Question

Escape velocity of an atmospheric particle which is $1000km$ above the earth’s surface, is (radius of earth is $6400km$ and $g = 10m/{s^2}$ )
(A) $6.5km/s$
(B) $8km/s$
(C) $10km/s$
(D) $11.2km/s$

Answer 1

Hint To solve this question, we have to use the definition of the escape velocity. Then we need to deduce the expression for the escape velocity using the energy conservation principle. Then on substituting the values which are given in the question, we get the value of the escape velocity.

Formula Used: The formula which is used in solving this question is given by
$U = - \dfrac{{Gm{M_e}}}{{{R_e} + h}}$ , here $U$ is the gravitational potential energy of an object of mass $m$ , which is situated at a height of $h$ above the surface of the earth having mass ${M_e}$ and radius ${R_e}$ .
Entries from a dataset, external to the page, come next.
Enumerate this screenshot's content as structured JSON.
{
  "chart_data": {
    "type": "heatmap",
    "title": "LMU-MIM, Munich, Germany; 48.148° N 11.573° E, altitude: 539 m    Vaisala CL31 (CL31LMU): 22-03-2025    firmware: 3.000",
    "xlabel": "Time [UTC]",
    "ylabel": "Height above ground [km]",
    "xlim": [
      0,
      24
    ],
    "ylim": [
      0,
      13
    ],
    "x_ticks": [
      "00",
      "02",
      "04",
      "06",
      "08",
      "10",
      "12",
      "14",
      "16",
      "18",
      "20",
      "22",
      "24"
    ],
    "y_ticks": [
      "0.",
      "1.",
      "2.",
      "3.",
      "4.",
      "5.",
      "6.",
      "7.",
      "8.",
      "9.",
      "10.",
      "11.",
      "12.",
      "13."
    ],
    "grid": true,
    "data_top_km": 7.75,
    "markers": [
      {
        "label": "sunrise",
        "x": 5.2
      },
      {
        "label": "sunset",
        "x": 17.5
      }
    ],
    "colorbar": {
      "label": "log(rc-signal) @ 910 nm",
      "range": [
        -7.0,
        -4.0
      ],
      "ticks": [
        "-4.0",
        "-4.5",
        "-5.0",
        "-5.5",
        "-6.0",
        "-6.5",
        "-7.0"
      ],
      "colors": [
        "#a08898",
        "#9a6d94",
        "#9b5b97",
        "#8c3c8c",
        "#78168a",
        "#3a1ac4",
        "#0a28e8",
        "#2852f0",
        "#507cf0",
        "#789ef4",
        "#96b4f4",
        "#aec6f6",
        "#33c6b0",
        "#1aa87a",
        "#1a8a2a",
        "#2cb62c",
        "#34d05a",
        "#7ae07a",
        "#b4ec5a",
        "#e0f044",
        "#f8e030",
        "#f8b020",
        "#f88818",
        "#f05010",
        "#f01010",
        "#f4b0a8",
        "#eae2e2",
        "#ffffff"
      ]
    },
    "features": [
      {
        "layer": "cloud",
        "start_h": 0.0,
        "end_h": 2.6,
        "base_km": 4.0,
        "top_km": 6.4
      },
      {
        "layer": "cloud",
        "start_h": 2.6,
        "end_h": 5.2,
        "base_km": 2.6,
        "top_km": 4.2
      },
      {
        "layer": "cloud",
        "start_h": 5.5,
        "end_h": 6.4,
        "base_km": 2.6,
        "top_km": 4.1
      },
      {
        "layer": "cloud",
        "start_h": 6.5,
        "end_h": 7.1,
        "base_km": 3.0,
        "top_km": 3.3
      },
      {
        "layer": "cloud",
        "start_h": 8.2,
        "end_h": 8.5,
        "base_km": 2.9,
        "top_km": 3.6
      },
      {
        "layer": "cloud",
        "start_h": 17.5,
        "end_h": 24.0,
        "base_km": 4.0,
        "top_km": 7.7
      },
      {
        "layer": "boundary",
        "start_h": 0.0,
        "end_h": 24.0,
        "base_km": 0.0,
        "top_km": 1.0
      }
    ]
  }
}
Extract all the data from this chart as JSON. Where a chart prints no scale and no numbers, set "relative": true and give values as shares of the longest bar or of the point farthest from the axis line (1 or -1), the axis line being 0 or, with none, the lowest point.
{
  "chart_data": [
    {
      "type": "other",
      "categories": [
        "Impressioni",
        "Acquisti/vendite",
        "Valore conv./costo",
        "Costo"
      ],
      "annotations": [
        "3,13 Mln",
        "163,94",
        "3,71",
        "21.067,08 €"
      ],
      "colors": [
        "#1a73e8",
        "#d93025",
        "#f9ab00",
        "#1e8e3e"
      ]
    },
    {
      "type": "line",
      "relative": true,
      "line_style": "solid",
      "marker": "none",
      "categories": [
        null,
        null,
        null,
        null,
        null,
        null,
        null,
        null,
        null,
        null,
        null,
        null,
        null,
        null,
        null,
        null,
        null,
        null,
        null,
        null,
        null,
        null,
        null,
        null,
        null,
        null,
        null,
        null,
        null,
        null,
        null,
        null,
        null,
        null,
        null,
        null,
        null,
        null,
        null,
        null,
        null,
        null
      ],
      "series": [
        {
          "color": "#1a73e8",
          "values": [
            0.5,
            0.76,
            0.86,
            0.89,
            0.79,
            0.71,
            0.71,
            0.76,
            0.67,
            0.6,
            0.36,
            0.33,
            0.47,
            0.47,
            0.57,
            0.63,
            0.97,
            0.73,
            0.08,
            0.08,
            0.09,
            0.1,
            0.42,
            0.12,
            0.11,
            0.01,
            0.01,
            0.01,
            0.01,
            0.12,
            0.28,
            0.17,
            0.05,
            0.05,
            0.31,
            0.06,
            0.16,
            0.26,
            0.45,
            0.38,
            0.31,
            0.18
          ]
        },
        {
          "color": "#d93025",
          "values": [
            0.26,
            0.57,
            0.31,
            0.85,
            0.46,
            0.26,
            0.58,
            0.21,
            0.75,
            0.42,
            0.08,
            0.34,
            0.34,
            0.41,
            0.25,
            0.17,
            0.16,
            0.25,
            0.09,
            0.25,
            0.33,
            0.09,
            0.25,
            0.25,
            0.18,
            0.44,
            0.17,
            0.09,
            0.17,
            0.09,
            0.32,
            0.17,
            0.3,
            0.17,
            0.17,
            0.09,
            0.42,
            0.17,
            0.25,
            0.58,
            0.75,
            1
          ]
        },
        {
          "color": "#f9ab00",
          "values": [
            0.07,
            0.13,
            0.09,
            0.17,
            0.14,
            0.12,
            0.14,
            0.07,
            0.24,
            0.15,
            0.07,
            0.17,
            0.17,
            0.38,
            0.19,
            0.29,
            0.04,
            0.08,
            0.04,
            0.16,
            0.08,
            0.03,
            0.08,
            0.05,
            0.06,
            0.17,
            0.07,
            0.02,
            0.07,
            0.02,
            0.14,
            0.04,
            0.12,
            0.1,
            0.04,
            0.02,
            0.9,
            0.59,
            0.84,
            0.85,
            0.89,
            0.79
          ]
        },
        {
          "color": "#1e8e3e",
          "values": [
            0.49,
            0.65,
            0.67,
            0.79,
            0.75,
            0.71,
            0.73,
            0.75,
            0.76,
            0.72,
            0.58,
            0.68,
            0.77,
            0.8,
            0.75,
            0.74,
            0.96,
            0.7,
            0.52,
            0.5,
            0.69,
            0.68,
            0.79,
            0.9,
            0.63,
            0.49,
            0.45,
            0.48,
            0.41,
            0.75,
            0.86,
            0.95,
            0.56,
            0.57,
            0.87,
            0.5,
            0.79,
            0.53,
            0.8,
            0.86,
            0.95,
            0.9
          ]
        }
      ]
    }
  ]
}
Complete step by step answer
We know that the escape velocity of an object is defined as the minimum velocity required to be provided to that object so that it gets free from the gravitational influence of the earth. Let the escape velocity of the atmospheric particle be ${v_e}$ . Now, we know that the gravitational potential energy of an object located at some height above the earth’s surface is given by
$U = - \dfrac{{Gm{M_e}}}{{{R_e} + h}}$ (i)
When at the same location, the particle is given an escape velocity of ${v_e}$ , then the kinetic energy imparted to the particle is given by
$K = \dfrac{1}{2}m{v_e}^2$ (ii)
So the total mechanical energy of the particle at the location becomes
$E = K + U$
From (i) and (ii) we have
$E = \dfrac{1}{2}m{v_e}^2 - \dfrac{{Gm{M_e}}}{{{R_e} + h}}$ (iii)
Now, as we know that the gravitational potential energy is taken with respect to the infinity, where it is taken as zero. So, as we are providing the particle the minimum velocity, so the kinetic energy imparted is just sufficient to make the particle reach to infinity. Thus at infinity, the kinetic energy of the particle must become zero. As the potential energy is also zero at infinity, so the total energy of the particle at infinity becomes
${E_\infty } = K + U = 0$ (iv)
As no other force apart from the gravitational force acts on the particle, so from the energy conservation principle we get
$E = {E_\infty }$
From (iii) and (iv)
$\dfrac{1}{2}m{v_e}^2 - \dfrac{{Gm{M_e}}}{{\left( {{R_e} + h} \right)}} = 0$
$\Rightarrow \dfrac{1}{2}m{v_e}^2 = \dfrac{{Gm{M_e}}}{{\left( {{R_e} + h} \right)}}$
Cancelling $m$ from both the sides, we get
$\Rightarrow \dfrac{1}{2}{v_e}^2 = \dfrac{{G{M_e}}}{{\left( {{R_e} + h} \right)}}$
Multiplying by $2$ and taking square root both the sides, we get
${v_e} = \sqrt {\dfrac{{2G{M_e}}}{{\left( {{R_e} + h} \right)}}}$
Multiplying and dividing by ${R_e}^2$ inside the root
${v_e} = \sqrt {\dfrac{{2G{M_e}{R_e}^2}}{{{R_e}^2\left( {{R_e} + h} \right)}}}$ (v)
Now, we know that the acceleration due to gravity is given by
$g = \dfrac{{G{M_e}}}{{{R_e}^2}}$
Putting in (v) we get
${v_e} = \sqrt {\dfrac{{2g{R_e}^2}}{{\left( {{R_e} + h} \right)}}}$ (vi)
According to the question, we have $g = 10m/{s^2}$ ,
${R_e} = 6400km = 6.4 \times {10^6}m$ , and
$h = 1000km = {10^6}m$
Substituting these in (vi) we get
${v_e} = \sqrt {\dfrac{{2 \times 10 \times {{\left( {6.4 \times {{10}^6}} \right)}^2}}}{{\left( {6.4 \times {{10}^6} + {{10}^6}} \right)}}}$
On solving we get
${v_e} = 10521.54m/s$
This can be approximated as
${v_e} \approx 10km/s$
Thus, the escape velocity of the atmospheric particle is approximately equal to $10km/s$ .
Hence, the correct answer is option (C).

Note
We should not use the popular formula for the escape velocity, which is given by
${v_e} = \sqrt {2g{R_e}}$
This is an approximation for the escape velocity when the height of the particle above the earth’s surface is negligibly small compared to the radius of the earth. But in this question, we can clearly see that the height is comparable to the radius. Hence, we had to derive the exact expression.